Kryzys na granicy polsko-ukraińskiej potraktowano za naszą wschodnią granicą bardzo poważnie. Ukazał się komunikat prezydenta Ukrainy, w którym namawia do dialogu i to w bardzo wyjątkowej formie, bo zaprasza on unijnego komisarza i polskiego premiera na granicę, a prezydenta Dudę o pomoc w prowadzeniu dialogu.
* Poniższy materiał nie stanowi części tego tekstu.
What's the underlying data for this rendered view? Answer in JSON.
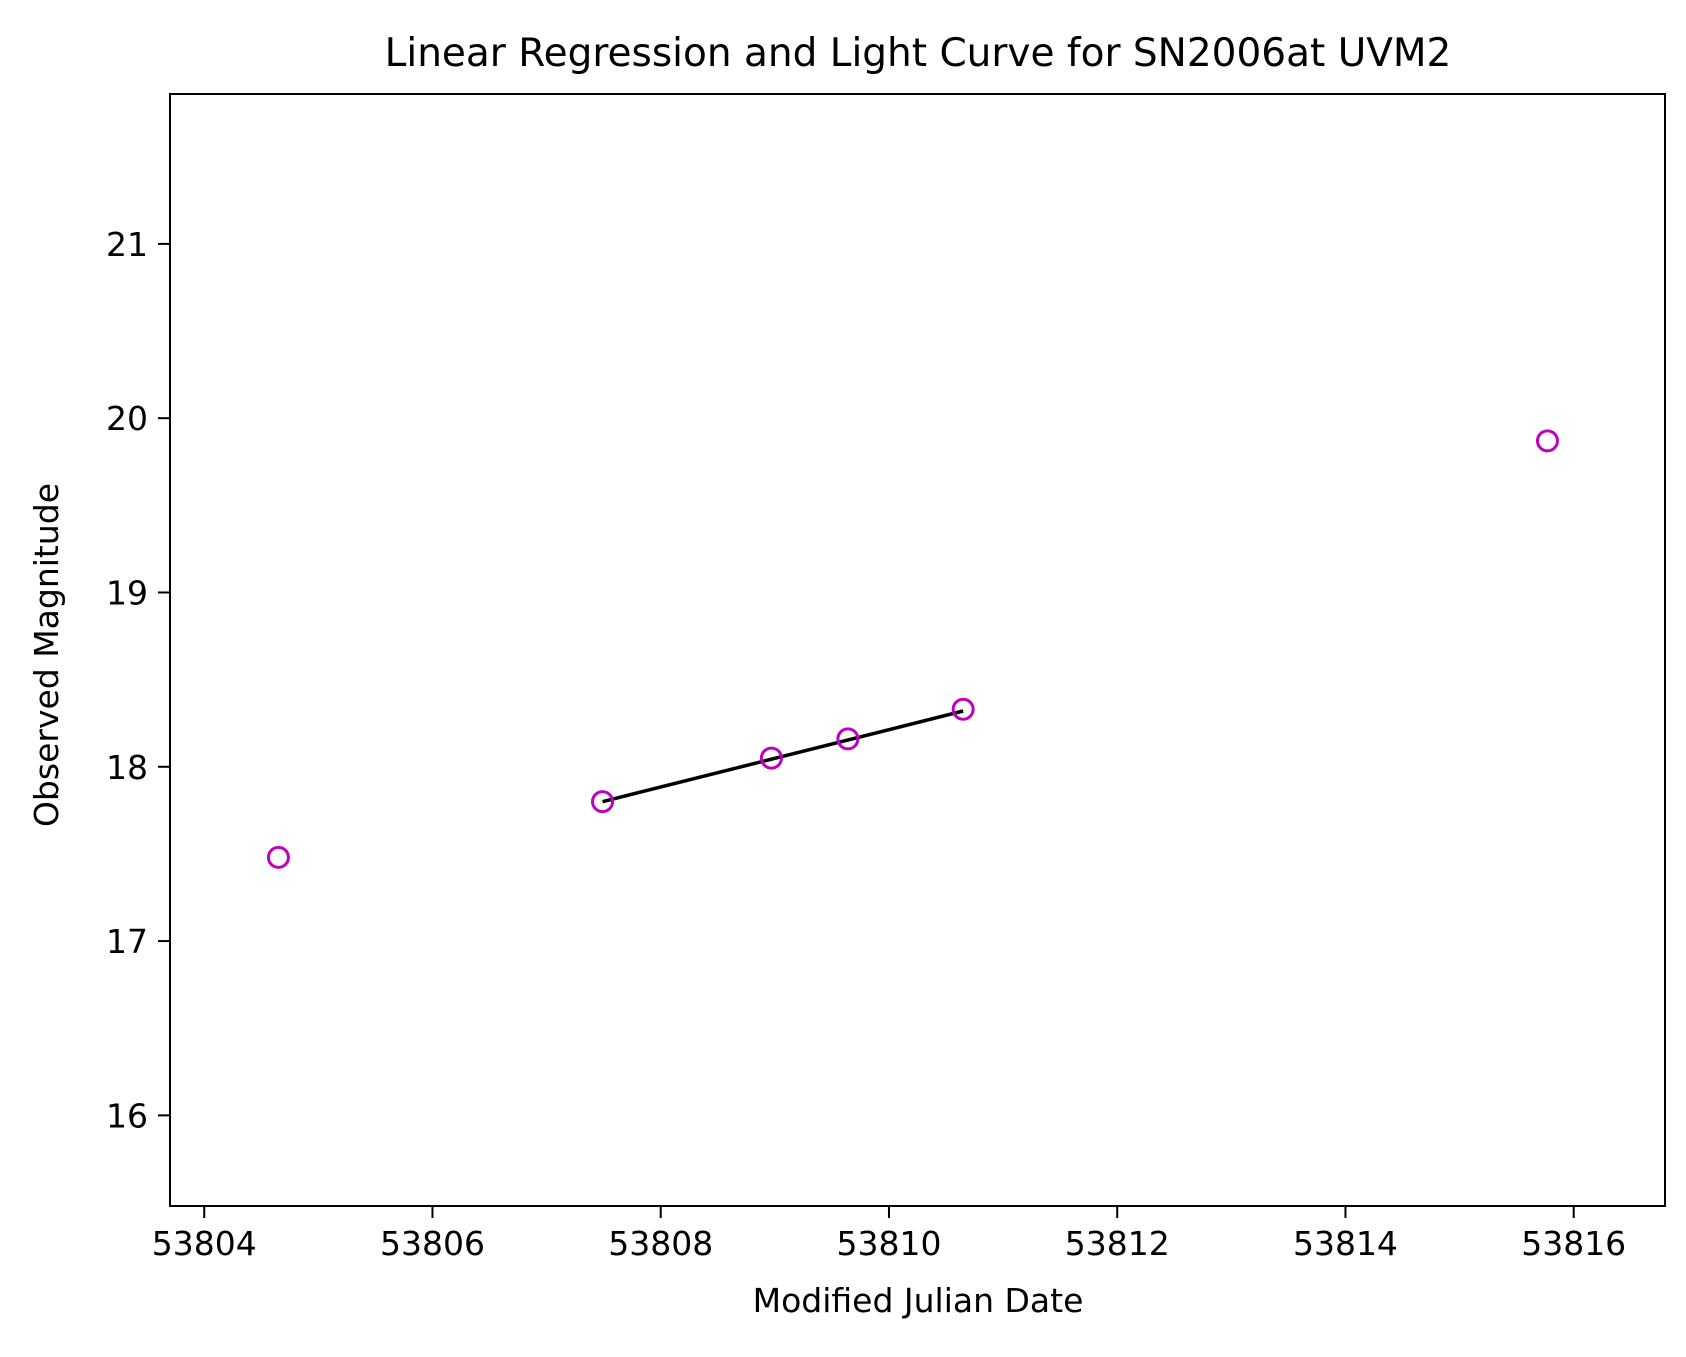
{
  "chart_data": {
    "type": "scatter",
    "title": "Linear Regression and Light Curve for SN2006at UVM2",
    "xlabel": "Modified Julian Date",
    "ylabel": "Observed Magnitude",
    "xlim": [
      53803.7,
      53816.8
    ],
    "ylim": [
      15.48,
      21.86
    ],
    "x_ticks": [
      53804,
      53806,
      53808,
      53810,
      53812,
      53814,
      53816
    ],
    "x_tick_labels": [
      "53804",
      "53806",
      "53808",
      "53810",
      "53812",
      "53814",
      "53816"
    ],
    "y_ticks": [
      16,
      17,
      18,
      19,
      20,
      21
    ],
    "y_tick_labels": [
      "16",
      "17",
      "18",
      "19",
      "20",
      "21"
    ],
    "grid": false,
    "series": [
      {
        "name": "Observations",
        "kind": "scatter",
        "marker": "open-circle",
        "color": "#bf00bf",
        "points": [
          {
            "x": 53804.65,
            "y": 17.48
          },
          {
            "x": 53807.49,
            "y": 17.8
          },
          {
            "x": 53808.97,
            "y": 18.05
          },
          {
            "x": 53809.64,
            "y": 18.16
          },
          {
            "x": 53810.65,
            "y": 18.33
          },
          {
            "x": 53815.77,
            "y": 19.87
          }
        ]
      },
      {
        "name": "Linear regression",
        "kind": "line",
        "color": "#000000",
        "points": [
          {
            "x": 53807.49,
            "y": 17.8
          },
          {
            "x": 53810.65,
            "y": 18.32
          }
        ]
      }
    ]
  }
}
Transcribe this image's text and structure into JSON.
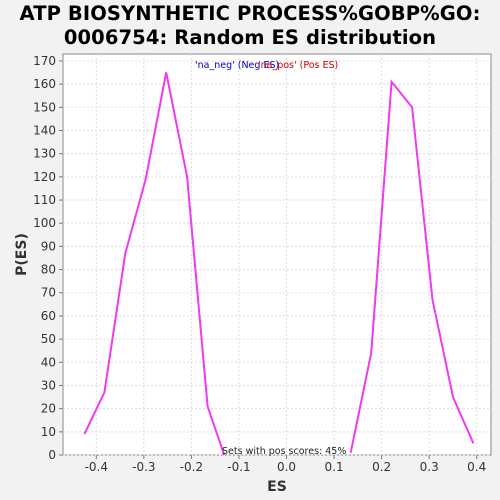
{
  "title_line1": "ATP BIOSYNTHETIC PROCESS%GOBP%GO:",
  "title_line2": "0006754: Random ES distribution",
  "chart_data": {
    "type": "line",
    "xlabel": "ES",
    "ylabel": "P(ES)",
    "xlim": [
      -0.47,
      0.43
    ],
    "ylim": [
      0,
      173
    ],
    "xticks": [
      "-0.4",
      "-0.3",
      "-0.2",
      "-0.1",
      "0.0",
      "0.1",
      "0.2",
      "0.3",
      "0.4"
    ],
    "xtick_values": [
      -0.4,
      -0.3,
      -0.2,
      -0.1,
      0.0,
      0.1,
      0.2,
      0.3,
      0.4
    ],
    "yticks": [
      "0",
      "10",
      "20",
      "30",
      "40",
      "50",
      "60",
      "70",
      "80",
      "90",
      "100",
      "110",
      "120",
      "130",
      "140",
      "150",
      "160",
      "170"
    ],
    "ytick_values": [
      0,
      10,
      20,
      30,
      40,
      50,
      60,
      70,
      80,
      90,
      100,
      110,
      120,
      130,
      140,
      150,
      160,
      170
    ],
    "grid": true,
    "legend_position": "top",
    "legend": [
      {
        "label": "'na_neg' (Neg ES)",
        "color": "#0000cc"
      },
      {
        "label": "'na_pos' (Pos ES)",
        "color": "#cc0000"
      }
    ],
    "annotation": "Sets with pos scores: 45%",
    "line_color": "#ee3bee",
    "series": [
      {
        "x": [
          -0.425,
          -0.383,
          -0.339,
          -0.296,
          -0.253,
          -0.209,
          -0.166,
          -0.131
        ],
        "y": [
          9,
          27,
          87,
          119,
          165,
          120,
          21,
          0
        ]
      },
      {
        "x": [
          0.135,
          0.178,
          0.221,
          0.264,
          0.307,
          0.35,
          0.393
        ],
        "y": [
          1,
          44,
          161,
          150,
          67,
          25,
          5
        ]
      }
    ]
  }
}
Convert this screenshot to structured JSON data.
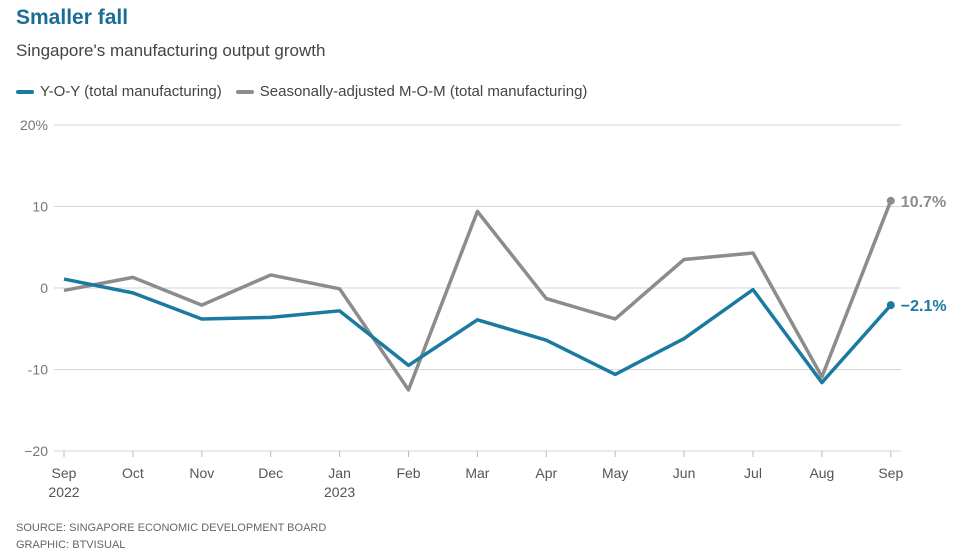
{
  "title": "Smaller fall",
  "subtitle": "Singapore's manufacturing output growth",
  "source": "SOURCE: SINGAPORE ECONOMIC DEVELOPMENT BOARD",
  "graphic": "GRAPHIC: BTVISUAL",
  "chart_data": {
    "type": "line",
    "title": "Smaller fall",
    "xlabel": "",
    "ylabel": "",
    "ylim": [
      -20,
      20
    ],
    "yticks": [
      {
        "v": 20,
        "label": "20%"
      },
      {
        "v": 10,
        "label": "10"
      },
      {
        "v": 0,
        "label": "0"
      },
      {
        "v": -10,
        "label": "-10"
      },
      {
        "v": -20,
        "label": "−20"
      }
    ],
    "categories": [
      "Sep",
      "Oct",
      "Nov",
      "Dec",
      "Jan",
      "Feb",
      "Mar",
      "Apr",
      "May",
      "Jun",
      "Jul",
      "Aug",
      "Sep"
    ],
    "sublabels": [
      "2022",
      "",
      "",
      "",
      "2023",
      "",
      "",
      "",
      "",
      "",
      "",
      "",
      ""
    ],
    "grid": true,
    "legend": "top-left",
    "series": [
      {
        "name": "Y-O-Y (total manufacturing)",
        "color": "#1a7aa0",
        "values": [
          1.1,
          -0.6,
          -3.8,
          -3.6,
          -2.8,
          -9.5,
          -3.9,
          -6.4,
          -10.6,
          -6.2,
          -0.2,
          -11.6,
          -2.1
        ],
        "end_label": "−2.1%"
      },
      {
        "name": "Seasonally-adjusted M-O-M (total manufacturing)",
        "color": "#8c8c8c",
        "values": [
          -0.3,
          1.3,
          -2.1,
          1.6,
          -0.1,
          -12.5,
          9.4,
          -1.3,
          -3.8,
          3.5,
          4.3,
          -10.9,
          10.7
        ],
        "end_label": "10.7%"
      }
    ]
  }
}
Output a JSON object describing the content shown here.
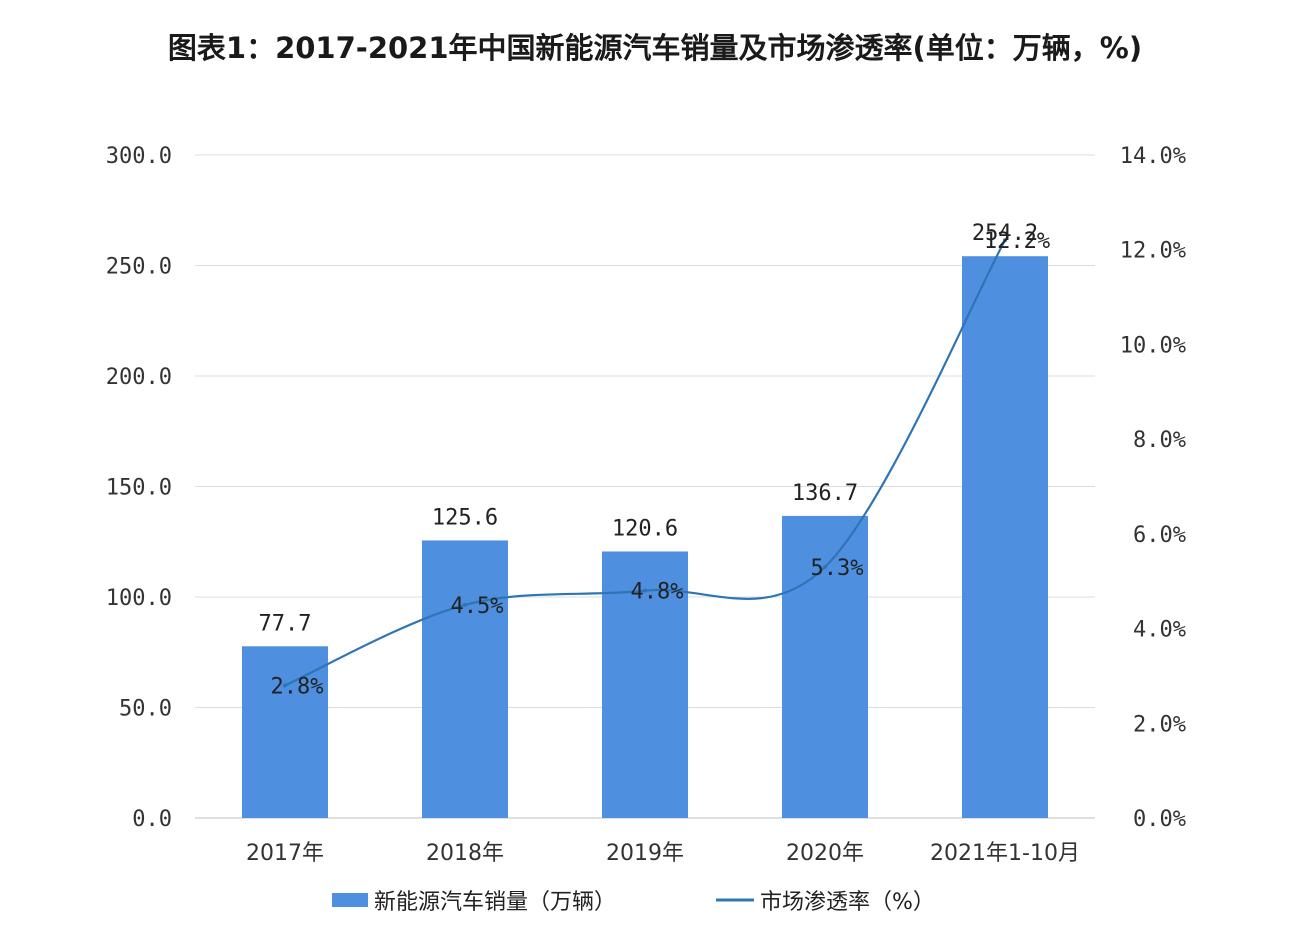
{
  "chart_data": {
    "type": "bar",
    "title": "图表1：2017-2021年中国新能源汽车销量及市场渗透率(单位：万辆，%)",
    "categories": [
      "2017年",
      "2018年",
      "2019年",
      "2020年",
      "2021年1-10月"
    ],
    "series": [
      {
        "name": "新能源汽车销量（万辆）",
        "type": "bar",
        "axis": "left",
        "values": [
          77.7,
          125.6,
          120.6,
          136.7,
          254.2
        ],
        "labels": [
          "77.7",
          "125.6",
          "120.6",
          "136.7",
          "254.2"
        ],
        "color": "#4e8fe0"
      },
      {
        "name": "市场渗透率（%）",
        "type": "line",
        "axis": "right",
        "values": [
          2.8,
          4.5,
          4.8,
          5.3,
          12.2
        ],
        "labels": [
          "2.8%",
          "4.5%",
          "4.8%",
          "5.3%",
          "12.2%"
        ],
        "color": "#2e75b6"
      }
    ],
    "y_left": {
      "lim": [
        0,
        300
      ],
      "ticks": [
        "0.0",
        "50.0",
        "100.0",
        "150.0",
        "200.0",
        "250.0",
        "300.0"
      ]
    },
    "y_right": {
      "lim": [
        0,
        14
      ],
      "ticks": [
        "0.0%",
        "2.0%",
        "4.0%",
        "6.0%",
        "8.0%",
        "10.0%",
        "12.0%",
        "14.0%"
      ]
    },
    "grid": true,
    "legend": "bottom"
  }
}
Zapewnia, że wśród grona osób reprezentujących Ukrainę będzie on sam oraz „cały nasz rząd, od logistyki po sektor rolny i oczywiście minister obrony Ukrainy”. No i to być może robi dobre wrażenie, ale każdy powinien sobie zadać także pytanie, dlaczego pomimo tego, że konflikt na Ukrainie trwa już dwa lata, dopiero teraz sprawę traktuje się aż tak poważnie. Jest czymś zupełnie niebywałym, że zarówno strona polska jak i ukraińska traktowała problem transportu ukraińskich produktów rolnych jak kwestię drugiej kategorii, a gdy tylko pojawiały się jakieś szczególne tarcia, to zamiast na gruncie dyplomatycznym rozwiązać wszelkie problemy z tym związane choćby powołaniem jakiejś polsko-ukraińskiej grupy konsultacyjnej do monitorowania wszelkich niejasności wynikających z rozbieżności interesów naszych państw, kwestie sporne stawały się obiektem nikomu niepotrzebnej „wojny celnej” w zależności od strony konkretnego konfliktu, inaczej w danym czasie wykorzystywanej politycznie. Ukrainie w zasadzie się nie dziwie. Trwająca tam wojna wymusza na politykach tego państwa ostrą, a nawet i bezczelną grę o interesy. Natomiast w interesie polskich polityków było przede wszystkim pilnowanie, by jakikolwiek konflikt między polskimi a ukraińskimi rolnikami nie miał szansy wybuchnąć. Wszystkiego na ukraińskich rolników zrzucać nie wolno. To polskie państwo w dużej mierze zawiodło, bo ignorowało wszelkie oznaki zbliżającego się starcia na granicy, wierząc chyba, że polscy rolnicy w swych rozważaniach nad własnym losem bez końca będą w stanie wytrzymywać groźną dla nich konkurencję ze wschodu i że ich cierpliwość dyktowana trudnym losem Ukrainy nigdy się nie skończy. Patrząc na to wszystko trudno nie odnieść wrażenia, że w Polsce politykę uprawia się nie po to by zadbać o stabilność nastrojów, a po to, by wzniecać kolejne społeczne konflikty, którymi można przykrywać jeszcze większe partactwo naszych polityków, niż te którym jak na zawołanie tłum zajadle się w danej chwili ekscytuje.